More pictures of cones here


For more posts on this blog on tree ID - buds, bark, flowers or fruits - click here

Friday, December 16, 2011

Sloe gin





































Frost and snow lately has finally softened the sloes on blackthorns in Teesdale and Weardale and there's a real temptation to taste a ripe one - a temptation to be resisted. I did once - and only once - and it was so breathtakingly sour that I'll never do it again. There's only one way to consume these - as sloe gin, marinaded in gin and sugar for a few months. 

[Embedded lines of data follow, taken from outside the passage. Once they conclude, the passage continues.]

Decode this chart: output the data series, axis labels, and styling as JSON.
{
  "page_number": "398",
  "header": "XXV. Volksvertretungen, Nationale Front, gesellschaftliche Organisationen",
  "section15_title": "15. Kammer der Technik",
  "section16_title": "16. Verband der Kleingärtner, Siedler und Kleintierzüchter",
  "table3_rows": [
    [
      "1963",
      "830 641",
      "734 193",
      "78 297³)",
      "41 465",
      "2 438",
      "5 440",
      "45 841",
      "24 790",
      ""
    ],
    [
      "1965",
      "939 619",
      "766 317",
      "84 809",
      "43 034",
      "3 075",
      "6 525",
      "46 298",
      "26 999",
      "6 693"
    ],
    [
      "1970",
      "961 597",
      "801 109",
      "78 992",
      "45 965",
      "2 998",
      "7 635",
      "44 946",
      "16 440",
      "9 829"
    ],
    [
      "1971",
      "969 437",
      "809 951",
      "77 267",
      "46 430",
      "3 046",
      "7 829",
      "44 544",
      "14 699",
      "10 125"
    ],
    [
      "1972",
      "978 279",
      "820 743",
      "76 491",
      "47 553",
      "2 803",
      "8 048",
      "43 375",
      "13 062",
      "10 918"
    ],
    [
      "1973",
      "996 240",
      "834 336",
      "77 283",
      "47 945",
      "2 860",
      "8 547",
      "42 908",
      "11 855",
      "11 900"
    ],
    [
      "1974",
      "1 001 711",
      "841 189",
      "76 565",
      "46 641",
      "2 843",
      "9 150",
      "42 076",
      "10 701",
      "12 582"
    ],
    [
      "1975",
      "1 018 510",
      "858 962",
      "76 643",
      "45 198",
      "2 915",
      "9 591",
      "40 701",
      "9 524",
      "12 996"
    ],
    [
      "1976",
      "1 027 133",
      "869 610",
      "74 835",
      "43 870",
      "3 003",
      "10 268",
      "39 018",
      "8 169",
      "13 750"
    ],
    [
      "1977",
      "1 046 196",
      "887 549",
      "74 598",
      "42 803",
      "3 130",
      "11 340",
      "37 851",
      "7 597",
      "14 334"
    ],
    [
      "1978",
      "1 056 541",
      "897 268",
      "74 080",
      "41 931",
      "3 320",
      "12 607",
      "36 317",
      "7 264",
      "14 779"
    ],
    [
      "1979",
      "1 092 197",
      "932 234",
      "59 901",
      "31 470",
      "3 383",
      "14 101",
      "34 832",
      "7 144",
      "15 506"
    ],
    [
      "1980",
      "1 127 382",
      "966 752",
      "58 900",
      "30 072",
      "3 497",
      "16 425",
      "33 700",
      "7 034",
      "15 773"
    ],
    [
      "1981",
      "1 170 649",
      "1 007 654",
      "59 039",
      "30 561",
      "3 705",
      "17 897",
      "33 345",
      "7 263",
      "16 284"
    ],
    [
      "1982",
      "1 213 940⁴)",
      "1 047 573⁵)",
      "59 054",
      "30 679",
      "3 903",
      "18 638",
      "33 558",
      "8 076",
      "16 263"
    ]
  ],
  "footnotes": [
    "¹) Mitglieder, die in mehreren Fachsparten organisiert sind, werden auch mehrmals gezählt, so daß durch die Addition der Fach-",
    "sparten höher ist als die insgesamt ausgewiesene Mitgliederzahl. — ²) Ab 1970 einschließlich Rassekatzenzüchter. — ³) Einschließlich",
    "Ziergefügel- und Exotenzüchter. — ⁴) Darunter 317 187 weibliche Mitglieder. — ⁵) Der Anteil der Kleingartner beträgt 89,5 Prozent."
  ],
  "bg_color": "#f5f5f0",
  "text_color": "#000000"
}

Wednesday, December 14, 2011

Elder and Lichens




Lichens are just about the most colourful objects in the landscape hereabouts at this time of year. This one is a Xanthoria species - Xanthoria parietina I think - growing on an elder twig. The little orange discs are apothecia, which produce the spores from the fungal component of the symbiotic relationship between the alga and fungus that constitutes a lichen.












Old elders (is that a tautology?) are often smothered with this yellow lichen, bringing the whole tree to life when it's lit by winter sunshine. X.parietina thrives in sites where there is plenty of nitrogen in the substrate, such as tree branches where birds have perched and left droppings.


Sunday, December 11, 2011

Skeleton leaf




































I found this almost intact skeleton leaf when it was raking up the leaves from under the hedge. The network of smaller and smaller veins is the plant's amazing distribution and collection system for the living cells in the leaf - water carried outwards via the xylem to the outer reaches of the leaf then sugars, made by photosynthesis in the leaf cell chloroplasts, carried back into the plant. A wondwerful example of the beauty of the functional in nature...

Friday, December 9, 2011

What does it feel like to swallow a live crab...?


 After yesterday's gales the sea was a tad choppy along the Roker seafront at Sunderland today.....


.... but with reassuring British fortitude this couple were taking afternoon tea on the promenade as the waves smacked into the sea wall...


 .... meanwhile, in the sheltered mouth of the River Wear this eider duck was fishing for crabs .....


..... spending quite a while manoeuvring this one into the right position in its beak so that it could swallow it in one gulp. I wonder what it feels like to swallow a live (and very angry) crab?


Meanwhile, the rough seas and rising tide had driven the turnstones up onto the promenade .......





.... where the starlings were taking a bath in the puddles left by yesterday's torrential rain.